The SPA+ project, funded by the German Federal Ministry of Education and Research under grant 05M20MOA, ran from 1 April 2020 to 31 March 2023 and was led by Prof. Dr. Jörg Lücke at the Carl von Ossietzky University of Oldenburg. The consortium included the Universities of Bremen and Siegen, with Oldenburg taking the lead on Part 3, “Model‑based data and label generation with probabilistic generative networks.” The project’s aim was to improve deep‑learning methods for histopathological tumour diagnosis by stabilising training on small, sparsely labelled data sets and by developing mathematically grounded data‑augmentation and label‑generation techniques.
Part 3 focused on probabilistic generative models that learn data representations from limited annotations. The team extended regularised deep mixture models (DMMs) with position‑ and intensity‑invariance, building on earlier work (FS18). Experiments showed that standard DMMs, when scaled, outperformed the invariant‑augmented variants on both medical and non‑medical data sets. In the second half of the project, scalable standard models were combined with label‑propagation techniques, yielding improved runtimes and higher classification accuracy on benchmark data sets. Sublinear learning algorithms for Gaussian mixture models, described in a paper submitted to IEEE Trans. on Pattern Analysis and Machine Intelligence, were integrated into the generative framework, further reducing training time and enabling the use of more complex probabilistic models as the base of the label‑propagation scheme.

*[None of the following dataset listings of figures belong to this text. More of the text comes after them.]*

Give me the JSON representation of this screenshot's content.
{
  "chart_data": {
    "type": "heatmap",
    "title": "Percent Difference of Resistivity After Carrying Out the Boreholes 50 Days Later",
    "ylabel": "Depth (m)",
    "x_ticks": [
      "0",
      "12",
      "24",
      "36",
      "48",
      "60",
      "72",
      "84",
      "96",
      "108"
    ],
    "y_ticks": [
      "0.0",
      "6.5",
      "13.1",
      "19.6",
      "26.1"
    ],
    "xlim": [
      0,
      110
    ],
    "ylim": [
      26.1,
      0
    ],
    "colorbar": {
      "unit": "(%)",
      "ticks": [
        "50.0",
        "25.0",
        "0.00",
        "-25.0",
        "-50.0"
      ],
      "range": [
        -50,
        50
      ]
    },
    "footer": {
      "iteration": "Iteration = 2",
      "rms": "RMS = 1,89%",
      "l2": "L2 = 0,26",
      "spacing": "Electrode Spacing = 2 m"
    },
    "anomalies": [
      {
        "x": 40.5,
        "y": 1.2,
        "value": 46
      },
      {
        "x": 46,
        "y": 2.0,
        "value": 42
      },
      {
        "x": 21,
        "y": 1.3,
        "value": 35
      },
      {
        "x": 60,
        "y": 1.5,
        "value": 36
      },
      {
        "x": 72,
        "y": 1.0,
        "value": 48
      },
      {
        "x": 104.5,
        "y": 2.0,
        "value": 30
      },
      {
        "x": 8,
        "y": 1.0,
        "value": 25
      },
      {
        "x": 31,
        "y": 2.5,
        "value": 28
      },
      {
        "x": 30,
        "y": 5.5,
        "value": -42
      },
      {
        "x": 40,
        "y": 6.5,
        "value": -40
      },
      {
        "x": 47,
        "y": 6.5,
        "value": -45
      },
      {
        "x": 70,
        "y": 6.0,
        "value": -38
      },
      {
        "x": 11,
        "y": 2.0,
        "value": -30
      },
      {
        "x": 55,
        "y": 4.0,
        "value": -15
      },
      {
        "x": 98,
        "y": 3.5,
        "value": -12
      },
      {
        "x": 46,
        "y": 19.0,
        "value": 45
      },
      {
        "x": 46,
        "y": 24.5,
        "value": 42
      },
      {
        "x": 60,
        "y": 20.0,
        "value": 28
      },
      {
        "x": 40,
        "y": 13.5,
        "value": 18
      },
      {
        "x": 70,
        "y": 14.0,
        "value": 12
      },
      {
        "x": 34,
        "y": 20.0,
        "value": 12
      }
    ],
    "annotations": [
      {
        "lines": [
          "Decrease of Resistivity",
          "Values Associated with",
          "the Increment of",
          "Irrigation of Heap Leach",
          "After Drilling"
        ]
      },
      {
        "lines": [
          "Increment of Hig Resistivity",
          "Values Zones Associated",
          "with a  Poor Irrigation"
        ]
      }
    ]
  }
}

A supplemental application, approved before project start, directed the same generative framework toward denoising and detail extraction of electron‑microscopy (EM) images of SARS‑CoV‑2. The denoising algorithm produced two reconstruction modes: one replacing each pixel by the mean of model estimates, the other by the variance, providing a novel visualisation of infection scenes. The results were documented in a preprint titled “Visualization of SARS‑CoV‑2 Infection Scenes by ‘Zero‑Shot’ Enhancements of Electron Microscopy Images” (bioRxiv). Benchmarking used established fluorescence‑microscopy and TEM data sets of cilia, and the denoising method was further refined in a major revision of a journal submission (SD23). The project also released open‑source software for denoising, label/data generation, and efficient optimisation, making the tools available to the wider scientific and commercial community.
Overall, the SPA+ effort achieved its dual objectives: it demonstrated that probabilistic generative models can generate high‑quality labels from few annotations, and it produced a scalable, sublinear denoising pipeline that enhances EM images of viral particles. The collaboration among the three universities, the leadership of Oldenburg, and the support of the Federal Ministry of Education and Research were essential to these outcomes, which are now disseminated through peer‑reviewed publications and open‑source releases.